What is fourth-party risk?

Fourth parties represent a huge ecosystem that encompasses your vendor’s vendors or any third-party organization that connects to their network and business operations.

This extended, complex, and invisible web of interconnected business relationships is a significant threat to your organization. Without insight into risks lurking across this ecosystem, your organization is exposed.

For example, if a vendor ceases operations because of a security incident affecting one of their critical vendors – your business is also impacted. Likewise, if a fourth-party vendor is part of a connected digital supply chain and has access to your sensitive data, any incident could compromise that data and expose you to regulatory, operational, and reputational risk.

What is third-party risk?

Third parties are vendors, suppliers, or partners that your organization depends on to execute its business strategy.

Often these parties are directly connected to your network or have connected software that resides on your network. Examples of potentially risky third-party vendors include:

  • Software companies, such as cloud service providers and IT system monitoring vendors.
  • Critical business vendors, including accounting, payroll, and HR firms.

Whatever the relationship, these companies may have access to your operations, including potentially sensitive data – and that introduces risk.

If a third-party fails to maintain the same high security standards as your organization, any vulnerabilities on their side could provide a conduit for threat actors to perpetrate supply chain security hacks. For example, cyber criminals often plant malware on an IT vendor’s software before it is pushed out to customers (as was the case with the 2020 SolarWinds hack).

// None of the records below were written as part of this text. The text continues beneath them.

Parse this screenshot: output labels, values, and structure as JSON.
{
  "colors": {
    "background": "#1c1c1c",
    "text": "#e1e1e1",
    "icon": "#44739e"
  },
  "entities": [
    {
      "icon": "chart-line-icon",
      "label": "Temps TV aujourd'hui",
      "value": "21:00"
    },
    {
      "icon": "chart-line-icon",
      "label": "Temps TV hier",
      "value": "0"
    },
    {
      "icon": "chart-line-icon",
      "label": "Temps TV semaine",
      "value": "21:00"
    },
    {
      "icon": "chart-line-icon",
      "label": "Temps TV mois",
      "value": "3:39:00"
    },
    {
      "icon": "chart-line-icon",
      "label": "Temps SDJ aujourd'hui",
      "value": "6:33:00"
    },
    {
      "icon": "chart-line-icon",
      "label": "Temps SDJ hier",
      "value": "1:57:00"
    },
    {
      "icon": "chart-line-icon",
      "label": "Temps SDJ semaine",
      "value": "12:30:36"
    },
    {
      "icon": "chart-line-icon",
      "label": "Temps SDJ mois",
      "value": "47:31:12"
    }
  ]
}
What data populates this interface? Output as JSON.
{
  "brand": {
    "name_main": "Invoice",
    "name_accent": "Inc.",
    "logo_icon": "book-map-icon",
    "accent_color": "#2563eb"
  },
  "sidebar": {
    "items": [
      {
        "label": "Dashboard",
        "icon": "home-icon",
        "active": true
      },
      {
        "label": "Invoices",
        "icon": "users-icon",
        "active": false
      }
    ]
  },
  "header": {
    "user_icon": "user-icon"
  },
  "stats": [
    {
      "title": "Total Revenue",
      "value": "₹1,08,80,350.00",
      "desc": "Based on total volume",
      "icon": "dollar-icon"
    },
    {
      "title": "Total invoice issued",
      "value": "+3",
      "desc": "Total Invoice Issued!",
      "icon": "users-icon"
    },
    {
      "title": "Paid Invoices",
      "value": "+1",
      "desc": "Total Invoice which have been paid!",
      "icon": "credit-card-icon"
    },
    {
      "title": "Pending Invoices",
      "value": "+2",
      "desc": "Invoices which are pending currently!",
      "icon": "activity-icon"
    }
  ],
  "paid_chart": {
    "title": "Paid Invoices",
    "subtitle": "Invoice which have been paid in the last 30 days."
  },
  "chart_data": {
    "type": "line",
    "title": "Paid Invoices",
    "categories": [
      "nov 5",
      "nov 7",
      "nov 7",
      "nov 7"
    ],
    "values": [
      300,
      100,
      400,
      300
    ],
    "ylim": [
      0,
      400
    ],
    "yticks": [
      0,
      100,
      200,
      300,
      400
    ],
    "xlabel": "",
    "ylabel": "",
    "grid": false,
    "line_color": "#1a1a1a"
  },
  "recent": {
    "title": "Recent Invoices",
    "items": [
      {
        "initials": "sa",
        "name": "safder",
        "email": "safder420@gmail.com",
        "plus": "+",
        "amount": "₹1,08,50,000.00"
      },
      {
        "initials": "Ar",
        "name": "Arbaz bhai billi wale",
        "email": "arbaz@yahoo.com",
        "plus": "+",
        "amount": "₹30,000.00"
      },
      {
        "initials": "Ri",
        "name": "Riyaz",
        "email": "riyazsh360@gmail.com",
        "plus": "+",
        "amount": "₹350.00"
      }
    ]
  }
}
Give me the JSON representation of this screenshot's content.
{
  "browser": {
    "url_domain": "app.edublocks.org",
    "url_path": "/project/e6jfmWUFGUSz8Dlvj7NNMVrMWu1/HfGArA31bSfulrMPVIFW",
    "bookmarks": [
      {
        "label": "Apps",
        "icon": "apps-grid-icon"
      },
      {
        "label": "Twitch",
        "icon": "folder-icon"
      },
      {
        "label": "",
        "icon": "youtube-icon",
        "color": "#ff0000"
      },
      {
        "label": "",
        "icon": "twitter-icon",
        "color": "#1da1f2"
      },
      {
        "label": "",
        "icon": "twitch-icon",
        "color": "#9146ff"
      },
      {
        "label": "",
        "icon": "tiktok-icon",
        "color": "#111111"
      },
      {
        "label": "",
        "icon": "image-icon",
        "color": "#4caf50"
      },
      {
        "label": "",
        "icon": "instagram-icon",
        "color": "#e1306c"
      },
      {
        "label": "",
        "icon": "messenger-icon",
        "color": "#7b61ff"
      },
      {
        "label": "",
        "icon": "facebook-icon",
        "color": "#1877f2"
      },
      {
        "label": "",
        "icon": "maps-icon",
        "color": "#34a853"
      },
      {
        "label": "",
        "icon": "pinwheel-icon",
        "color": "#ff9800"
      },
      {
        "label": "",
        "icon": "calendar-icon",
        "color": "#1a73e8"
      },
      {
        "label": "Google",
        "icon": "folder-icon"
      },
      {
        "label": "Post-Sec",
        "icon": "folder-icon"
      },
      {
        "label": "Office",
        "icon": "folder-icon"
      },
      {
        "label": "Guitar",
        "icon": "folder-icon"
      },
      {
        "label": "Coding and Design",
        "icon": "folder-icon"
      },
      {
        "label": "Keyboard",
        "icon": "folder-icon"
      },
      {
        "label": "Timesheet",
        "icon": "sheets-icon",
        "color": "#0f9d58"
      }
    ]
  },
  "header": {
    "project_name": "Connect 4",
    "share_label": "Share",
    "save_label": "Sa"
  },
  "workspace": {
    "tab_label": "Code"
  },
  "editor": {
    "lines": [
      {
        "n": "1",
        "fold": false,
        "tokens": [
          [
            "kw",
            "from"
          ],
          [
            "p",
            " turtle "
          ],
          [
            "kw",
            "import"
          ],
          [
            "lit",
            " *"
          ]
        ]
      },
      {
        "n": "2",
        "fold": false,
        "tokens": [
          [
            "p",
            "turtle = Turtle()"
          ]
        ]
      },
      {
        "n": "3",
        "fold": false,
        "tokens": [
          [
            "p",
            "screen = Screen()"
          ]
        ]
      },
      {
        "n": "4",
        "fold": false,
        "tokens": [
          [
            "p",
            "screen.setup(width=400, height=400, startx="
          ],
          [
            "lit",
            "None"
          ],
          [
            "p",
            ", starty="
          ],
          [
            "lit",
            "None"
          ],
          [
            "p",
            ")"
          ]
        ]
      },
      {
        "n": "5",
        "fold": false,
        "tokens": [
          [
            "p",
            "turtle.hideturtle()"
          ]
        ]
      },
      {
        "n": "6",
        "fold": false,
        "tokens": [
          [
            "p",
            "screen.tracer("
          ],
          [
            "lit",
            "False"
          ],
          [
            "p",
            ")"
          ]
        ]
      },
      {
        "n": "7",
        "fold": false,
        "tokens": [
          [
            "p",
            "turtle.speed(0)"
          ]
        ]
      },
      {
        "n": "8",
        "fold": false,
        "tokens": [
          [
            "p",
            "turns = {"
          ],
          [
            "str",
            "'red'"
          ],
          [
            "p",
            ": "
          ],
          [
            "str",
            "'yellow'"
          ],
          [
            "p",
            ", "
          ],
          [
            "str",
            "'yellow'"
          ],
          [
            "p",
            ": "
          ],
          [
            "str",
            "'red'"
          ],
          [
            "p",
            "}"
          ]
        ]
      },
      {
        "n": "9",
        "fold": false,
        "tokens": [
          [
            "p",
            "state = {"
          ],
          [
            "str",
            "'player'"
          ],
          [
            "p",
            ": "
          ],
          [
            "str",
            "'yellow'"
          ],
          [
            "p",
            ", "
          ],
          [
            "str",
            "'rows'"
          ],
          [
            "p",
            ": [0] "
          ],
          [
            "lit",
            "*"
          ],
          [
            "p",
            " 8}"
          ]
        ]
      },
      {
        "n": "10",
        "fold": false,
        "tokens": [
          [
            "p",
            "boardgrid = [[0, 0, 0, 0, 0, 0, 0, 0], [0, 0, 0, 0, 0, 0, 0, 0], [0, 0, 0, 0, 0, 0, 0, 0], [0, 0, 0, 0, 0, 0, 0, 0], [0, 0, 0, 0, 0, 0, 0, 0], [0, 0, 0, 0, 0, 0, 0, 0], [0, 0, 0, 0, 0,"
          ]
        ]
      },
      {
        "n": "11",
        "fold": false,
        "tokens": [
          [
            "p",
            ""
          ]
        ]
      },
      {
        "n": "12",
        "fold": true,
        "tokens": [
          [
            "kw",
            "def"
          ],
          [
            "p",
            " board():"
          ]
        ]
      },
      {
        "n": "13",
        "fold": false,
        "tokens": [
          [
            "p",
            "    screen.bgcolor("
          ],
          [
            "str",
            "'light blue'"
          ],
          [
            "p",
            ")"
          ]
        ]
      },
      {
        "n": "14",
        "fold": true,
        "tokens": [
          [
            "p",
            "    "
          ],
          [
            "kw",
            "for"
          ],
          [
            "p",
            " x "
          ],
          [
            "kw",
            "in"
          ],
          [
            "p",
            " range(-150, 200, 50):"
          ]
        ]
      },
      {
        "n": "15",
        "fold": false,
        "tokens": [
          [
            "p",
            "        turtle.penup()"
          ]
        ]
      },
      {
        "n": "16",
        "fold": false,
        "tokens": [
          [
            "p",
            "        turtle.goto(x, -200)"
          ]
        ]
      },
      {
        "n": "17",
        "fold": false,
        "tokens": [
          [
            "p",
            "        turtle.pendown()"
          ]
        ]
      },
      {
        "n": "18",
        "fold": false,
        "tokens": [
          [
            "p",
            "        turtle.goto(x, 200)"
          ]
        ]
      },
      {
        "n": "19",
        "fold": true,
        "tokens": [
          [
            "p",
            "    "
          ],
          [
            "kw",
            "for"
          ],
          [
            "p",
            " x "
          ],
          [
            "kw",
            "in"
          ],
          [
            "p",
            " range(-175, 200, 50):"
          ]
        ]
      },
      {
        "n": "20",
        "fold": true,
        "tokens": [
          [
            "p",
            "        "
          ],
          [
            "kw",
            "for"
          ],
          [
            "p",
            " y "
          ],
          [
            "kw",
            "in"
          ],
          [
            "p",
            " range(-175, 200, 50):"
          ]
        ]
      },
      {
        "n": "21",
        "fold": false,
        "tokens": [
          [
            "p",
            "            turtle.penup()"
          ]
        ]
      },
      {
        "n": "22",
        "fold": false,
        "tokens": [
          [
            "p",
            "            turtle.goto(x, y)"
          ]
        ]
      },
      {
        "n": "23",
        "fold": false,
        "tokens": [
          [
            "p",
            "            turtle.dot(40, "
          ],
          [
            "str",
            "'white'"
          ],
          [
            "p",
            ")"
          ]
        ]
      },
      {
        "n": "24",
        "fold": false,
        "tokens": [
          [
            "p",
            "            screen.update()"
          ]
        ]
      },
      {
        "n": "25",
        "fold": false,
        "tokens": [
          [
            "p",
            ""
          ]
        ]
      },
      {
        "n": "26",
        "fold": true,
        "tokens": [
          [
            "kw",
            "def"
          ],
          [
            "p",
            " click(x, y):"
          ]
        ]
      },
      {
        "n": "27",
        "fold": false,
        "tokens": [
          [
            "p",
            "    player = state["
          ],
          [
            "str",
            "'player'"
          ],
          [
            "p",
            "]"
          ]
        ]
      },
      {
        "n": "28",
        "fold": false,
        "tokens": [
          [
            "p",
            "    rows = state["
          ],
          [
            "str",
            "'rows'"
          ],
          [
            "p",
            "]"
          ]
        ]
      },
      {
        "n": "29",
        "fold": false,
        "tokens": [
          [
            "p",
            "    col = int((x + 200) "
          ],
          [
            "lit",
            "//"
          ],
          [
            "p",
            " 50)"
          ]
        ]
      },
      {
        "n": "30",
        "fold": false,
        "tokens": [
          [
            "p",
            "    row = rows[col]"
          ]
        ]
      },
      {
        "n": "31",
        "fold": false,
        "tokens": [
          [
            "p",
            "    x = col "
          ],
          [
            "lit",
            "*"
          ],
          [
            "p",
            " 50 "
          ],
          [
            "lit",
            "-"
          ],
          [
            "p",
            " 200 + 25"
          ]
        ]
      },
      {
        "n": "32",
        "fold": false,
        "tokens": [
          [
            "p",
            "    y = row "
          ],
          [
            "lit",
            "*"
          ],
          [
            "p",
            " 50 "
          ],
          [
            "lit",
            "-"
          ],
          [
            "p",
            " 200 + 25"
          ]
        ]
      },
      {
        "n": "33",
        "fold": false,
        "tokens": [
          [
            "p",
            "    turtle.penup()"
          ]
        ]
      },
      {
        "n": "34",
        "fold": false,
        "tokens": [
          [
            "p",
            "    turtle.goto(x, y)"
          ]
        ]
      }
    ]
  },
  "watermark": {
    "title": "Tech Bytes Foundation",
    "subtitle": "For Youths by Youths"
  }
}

The impact of these hacks is huge and can include downtime, investigation costs, regulatory fines, and reputational damage. This is why you need a comprehensive third-party risk management (TPRM) solution that helps you continuously monitor, assess, and remediate risk efficiently and expeditiously.

How to effectively execute fourth-party risk management

Fourth-party risk management is challenging and traditionally has involved close collaboration with your vendors. 

For example, very few companies maintain an inventory of their fourth parties. Instead, they rely on third parties to perform due diligence on these companies. But enforcing and validating the measures your vendors take to mitigate any risk that could impact you is notoriously difficult.

Fortunately, Bitsight for Fourth-Party Risk Management can help you overcome the challenge of fourth-party risk management in six key areas: 

  1. Identify fourth-party connections: Bitsight automatically identifies vendor connections with other organizations and potentially risky relationships.
  2. Identify product connections: Easily discover the fourth-party products and services your third-party network is most dependent on.
  3. Discover a fourth-party’s security posture: See each fourth-party’s security rating for a quick view of concentrated risk.
  4. Get alerted to new and pressing risks: Continuously monitor your extended supply chain and receive alerts if a security incident occurs that may affect you.
  5. View dashboard-based reports: Get a centralized summary of fourth-party security incidents and easily report on fourth-party risk to stakeholders.
  6. Validate your vendors’ risk reduction strategies: Ensure your vendors are following infosec best practices to reduce risk in their vendor portfolio.

With these insights, it becomes much easier to manage the risk surface of your vendor supply chain and, if necessary, diversify your exposure to risky service providers.